Especial

Beto Furquim: O prazer de ouvir canções

Por Daniel Brazil - 10/10/2008

Há poucos anos uma declaração de Chico Buarque agitou os meios musicais brasileiros. Chico anunciava certo desencanto com o formato tradicional da MPB, apontando para um esgotamento das fórmulas tradicionais neste início de século.

Causou polêmica, claro, mas não estava sozinho. Outros observadores, participantes ativos ou não da cena musical, já especulavam sobre a extinção de alguns gêneros e o cansaço natural de outros. A maré cada vez mais intensa de pagodeiros e breganejos parecia isolar os últimos defensores de uma suposta “música popular de qualidade” em ilhas cada vez mais esparsas.

Em qualquer mesa de boteco vamos encontrar a velha divisão entre apocalípticos e integrados da música brasileira. Enquanto os primeiros se escudam na audição saudosista dos clássicos (conceito tão amplificado que pode abranger até canções feitas há pouquíssimo tempo), os últimos mergulham bravamente no oceano poluído da indústria musical radiofônica, certos de chegar a praias mais ensolaradas.

Ouvir o CD de um autor estreante como Beto Furquim (Muito Prazer, independente, 2008) nos faz pensar nesse trabalho de resistência que alguns compositores empreendem, buscando um pacto entre canção de consumo e qualidade musical e poética.

Beto Furquim demonstra sua filiação a uma linhagem que se desdobra desde os anos 60, quando autores como Caetano, Gil e os mineiros do Clube da Esquina mesclaram influências nacionais e internacionais, criando novos parâmetros de canção pop brasileira.

Próximo ao grupo paulista de Suzana Salles (com quem estreou nos palcos, tocando violão e guitarra, em 1986), Ná Ozzetti e Luiz Tatit, e com marcada influência de Zé Miguel Wisnick, Beto desenha canções delicadas e sem arestas, sem furor nem excesso, de polida simplicidade.

O CD é fruto de um prêmio da Secretaria Estadual de Cultura de SP, de 2007. Embalado em belo trabalho gráfico de Alex Cerveny, abre com a ótima e gingada À Beira Mar, arranjada por Mário Manga.

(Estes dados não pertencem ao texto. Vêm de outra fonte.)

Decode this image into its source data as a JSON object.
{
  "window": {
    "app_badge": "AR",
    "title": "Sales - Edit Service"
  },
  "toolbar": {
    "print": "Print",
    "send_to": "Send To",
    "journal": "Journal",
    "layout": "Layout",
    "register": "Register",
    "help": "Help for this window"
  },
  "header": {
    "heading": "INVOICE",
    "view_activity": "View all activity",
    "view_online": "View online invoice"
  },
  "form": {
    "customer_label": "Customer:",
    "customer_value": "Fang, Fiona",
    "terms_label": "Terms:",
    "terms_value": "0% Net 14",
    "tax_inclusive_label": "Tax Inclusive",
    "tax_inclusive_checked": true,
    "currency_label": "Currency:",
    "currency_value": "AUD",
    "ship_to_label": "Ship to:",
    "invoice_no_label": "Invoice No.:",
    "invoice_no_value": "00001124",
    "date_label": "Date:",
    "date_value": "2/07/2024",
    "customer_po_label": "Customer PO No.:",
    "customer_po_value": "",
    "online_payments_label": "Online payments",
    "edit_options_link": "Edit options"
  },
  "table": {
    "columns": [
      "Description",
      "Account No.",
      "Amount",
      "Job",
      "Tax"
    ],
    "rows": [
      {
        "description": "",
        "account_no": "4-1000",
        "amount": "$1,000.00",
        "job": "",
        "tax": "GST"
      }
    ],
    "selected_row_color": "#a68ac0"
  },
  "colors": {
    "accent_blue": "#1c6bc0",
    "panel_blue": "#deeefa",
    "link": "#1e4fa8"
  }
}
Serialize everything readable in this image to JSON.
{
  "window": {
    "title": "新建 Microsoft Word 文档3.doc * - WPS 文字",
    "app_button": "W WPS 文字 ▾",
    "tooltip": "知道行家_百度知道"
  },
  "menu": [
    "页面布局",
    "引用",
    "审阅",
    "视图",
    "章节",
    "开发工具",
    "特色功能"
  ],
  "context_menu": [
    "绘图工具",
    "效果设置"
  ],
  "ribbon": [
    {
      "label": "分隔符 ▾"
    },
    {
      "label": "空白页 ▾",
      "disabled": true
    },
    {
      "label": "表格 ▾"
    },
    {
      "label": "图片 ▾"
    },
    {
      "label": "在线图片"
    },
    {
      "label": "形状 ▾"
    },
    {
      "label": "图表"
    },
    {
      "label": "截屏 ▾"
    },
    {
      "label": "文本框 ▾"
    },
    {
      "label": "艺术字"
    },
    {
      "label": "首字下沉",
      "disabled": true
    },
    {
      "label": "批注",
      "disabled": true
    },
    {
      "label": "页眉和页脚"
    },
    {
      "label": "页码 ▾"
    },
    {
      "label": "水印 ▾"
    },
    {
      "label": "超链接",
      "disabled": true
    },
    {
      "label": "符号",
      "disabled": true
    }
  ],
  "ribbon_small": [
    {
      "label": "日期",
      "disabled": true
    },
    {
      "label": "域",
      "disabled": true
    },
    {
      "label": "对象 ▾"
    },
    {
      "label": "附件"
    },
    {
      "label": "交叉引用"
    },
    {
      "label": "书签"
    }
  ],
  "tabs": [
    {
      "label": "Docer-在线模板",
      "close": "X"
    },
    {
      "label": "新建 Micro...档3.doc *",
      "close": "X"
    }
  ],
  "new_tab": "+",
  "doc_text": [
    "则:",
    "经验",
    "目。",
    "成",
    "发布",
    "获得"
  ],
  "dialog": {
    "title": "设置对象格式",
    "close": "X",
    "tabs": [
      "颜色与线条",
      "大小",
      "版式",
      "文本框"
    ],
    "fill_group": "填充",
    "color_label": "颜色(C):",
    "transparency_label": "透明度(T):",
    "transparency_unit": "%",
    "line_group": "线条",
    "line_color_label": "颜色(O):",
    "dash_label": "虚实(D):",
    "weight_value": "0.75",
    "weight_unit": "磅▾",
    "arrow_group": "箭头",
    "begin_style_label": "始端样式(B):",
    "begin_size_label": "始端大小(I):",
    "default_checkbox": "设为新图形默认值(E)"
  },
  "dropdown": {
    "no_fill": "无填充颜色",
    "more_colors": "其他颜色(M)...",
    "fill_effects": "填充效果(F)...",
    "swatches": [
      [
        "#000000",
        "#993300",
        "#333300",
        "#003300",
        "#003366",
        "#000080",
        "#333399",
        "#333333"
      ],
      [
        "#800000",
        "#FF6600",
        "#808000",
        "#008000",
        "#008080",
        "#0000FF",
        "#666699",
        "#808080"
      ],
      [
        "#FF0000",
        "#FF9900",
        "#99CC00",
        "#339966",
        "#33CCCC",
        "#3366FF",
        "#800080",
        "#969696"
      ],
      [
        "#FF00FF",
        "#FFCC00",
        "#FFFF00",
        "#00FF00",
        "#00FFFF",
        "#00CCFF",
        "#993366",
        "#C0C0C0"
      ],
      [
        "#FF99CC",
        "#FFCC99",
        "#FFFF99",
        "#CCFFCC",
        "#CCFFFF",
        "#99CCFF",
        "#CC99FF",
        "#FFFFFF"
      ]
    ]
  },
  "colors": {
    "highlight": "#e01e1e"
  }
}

Pouco depois brilha Estrela da Manhã, interpretada por Mônica Salmaso, tal qual foi defendida no Festival de Música Brasileira da TV Globo, em 2000. Beto canta todas as outras, e tem o dom de torná-las suaves, mesmo quando entoa letras inquietantes como Olhos de Morcego.

Há alguns OMNIs (Objetos Musicais Não Identificados), como uma melancólica canção chinesa (Beto estudou chinês na USP!) ou uma oblíqua canção roseana (Margem), que faz interessante contraponto à canção de Caetano/ Milton sobre a Terceira Margem do Rio.

Beto Furquim rema a sua “canoinha de nada, nessa água que não pára, de longas beiras: rio abaixo, rio a fora, rio a dentro”, o rio caudaloso da música popular brasileira. Navega eqüidistante entre a facilidade e o pedantismo, remando firme contra a maré da vulgaridade.